El asombro lo despertó. Trajeron el pedido. Después de un trago de ginebra, don Juan hizo sonar la lengua en el paladar.
– Tenía la boca seca -explicó.
– ¿Entendí bien, señor? ¿A su hijo Ventura?
– A mi hijo Ventura. Por cierto que matarlo, quitarle la vida, no. Por favor ¿cómo se te ocurre esa barbaridad?
Almanza probó el café cortado con leche. Estaba tibio. Porque le repugnaba, lo bebió rápidamente.
– Me pareció que usted dijo…
– Habré dicho lo que quieras, pero en la inteligencia de hablar con un ser pensante.
– ¿Entonces?
– A Ventura debo darlo por muerto.
– Me hago cargo de su dolor. De todos modos me saca un peso de encima. No podía creer lo que estaba oyendo.
En verdad sentía un peso en el estómago. El café cortado le había caído mal.

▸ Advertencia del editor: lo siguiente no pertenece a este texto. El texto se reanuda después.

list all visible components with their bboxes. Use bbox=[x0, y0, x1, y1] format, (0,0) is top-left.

– Pero, che, ¿por quién me tomaste?
– No podía creer lo que oía. Claro, es muy triste.
– ¿Qué es muy triste?
– Esa noticia. ¿Cuándo le llegó?
– ¿Qué noticia?
– La muerte de Ventura.
– Cruz diablo. Las cosas que se le ocurren a un muchacho de tierra adentro. Se figura que yo estaría acá, perdiendo tiempo con él, tranquilo si se quiere, si hubiera recibido semejante noticia. De Ventura no sé nada. Ni que esté vivo ni que no lo esté. Pero si lo declaro muerto cobro el seguro y salvo a mis hijas de la miseria. Lo malo es que para declarar eso voy a romperme el corazón.